La sfida della fiducia entra nel vivo: governo Berlusconi appeso alla conta dei voti

Inviato da Micaela Osella il Mar, 14/12/2010 - 09:24

Il giorno della fiducia è arrivato. Il governo Berlusconi è appeso a una manciata di voti. Le speranze delle colombe che confidavano in una notte che portasse consiglio si è infranta contro l'insuperabile scoglio della volontà di Gianfranco Fini e Silvio Berlusconi di andare alla conta. Il primo ha tenuto dritta la barra della nave di Fli, puntando sulle dimissioni del presidente del Consiglio come unico modo per evitare il voto di sfiducia di Futuro e Libertà. Il secondo ha ribadito di non avere nessuna intenzione di dimettersi perché sarebbe contrario alla costituzione materiale introdotta con la sua discesa in campo che attribuisce solo ed esclusivamente al popolo il potere di sfiduciare il premier.

Il tutto è avvenuto nella serata di ieri, durante due cene che entrambi hanno organizzato con i propri parlamentari in vista del voto di oggi.

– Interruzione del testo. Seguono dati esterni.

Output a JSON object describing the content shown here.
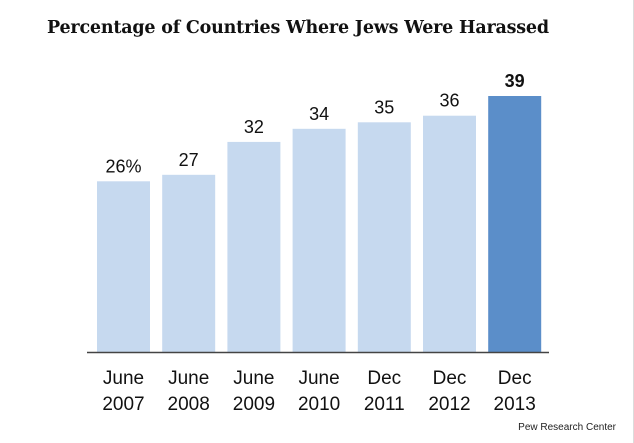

Il presidente della Camera, con l'ultimo tentativo di mediazione, ha ricompattato i suoi, colombe comprese, come dimostrato dalla presenza di Silvano Moffa all'incontro dei futuristi. Paradossalmente, a poche ore dal voto, i ruoli si sono invertiti. In un copione dal sapore surreale come solo quello della politica italiana può essere.

Il presidente della Camera si è detto convinto di avere i numeri per mandare sotto il governo e ha profetizzato sorprese. Mentre il premier, rispetto ai giorni passati, ha sposato un atteggiamento maggiormente improntato alla cautela: ritiene sicura la vittoria in Senato, mentre nutre qualche dubbio sulla Camera: "Vedremo come andrà a finire", si è limitato a dire ai deputati riuniti a cena. L'intenzione è di andare avanti anche se oggi  i voti di scarto dovessero essere pochi, governando, come avviene in Canada, con un esecutivo di minoranza, con la speranza di convincere i moderati di Fli e Udc a sostenere il governo; se ciò non fosse possibile dobbiamo prepararci "meglio" per "una fantastica campagna elettorale" essendo convinti di vincere sia alla Camera sia al Senato,  ha aggiunto Berlusconi.

Questa mattina i decideranno le sorti dell'esecutivo. Il via a Palazzo Madama, alle 9, con le dichiarazioni di voto. Poi i senatori sfileranno sotto il banco della presidenza per pronunciare il loro sì o no alla fiducia posta dal governo. Il tutto si dovrebbe concludere intorno alle 11.30. Si partirà invece alle 10.30 alla Camera, con le dichiarazioni sulla sfiducia. Dopo circa un'ora il via alla prima chiama per il voto, che sarà uno solo, anche se le mozioni sono due. I sì, i no, ma anche le astensioni saranno fondamentali per la sopravvivenza del governo. Entro il primo pomeriggio, subito dopo che l'ultimo dei deputati avrà espresso il suo voto, arriverà il risultato. Di vita o di morte per il governo Berlusconi.

"Questa mattina il governo guidato da Silvio Berlusconi dovrà affrontare due voti di fiducia, uno per entrambe le camere del Parlamento. Non pensiamo che i discorsi tenuti ieri dal premier abbiamo spostato le intenzioni di voto dichiarate dai partiti di opposizioni", segnalano gli esperti di Barclays Capital. "Fare una previsioni sul risultato della votazione di oggi è estremamente difficile", aggiungono. A Palazzo Madama Berlusconi andrà a raccogliere una fiducia che appare scontata, grazie alla maggioranza di Pdl e Lega. A Montecitorio il gioco sarà duro: sarà guerra all'ultimo voto. Servirà, infatti, il pallottoliere in mano per vincere la sfida che si gioca tutta sui numeri tra gli indecisi e gli assetti.  La sfida della fiducia si gioca tutta in una manciata di voti.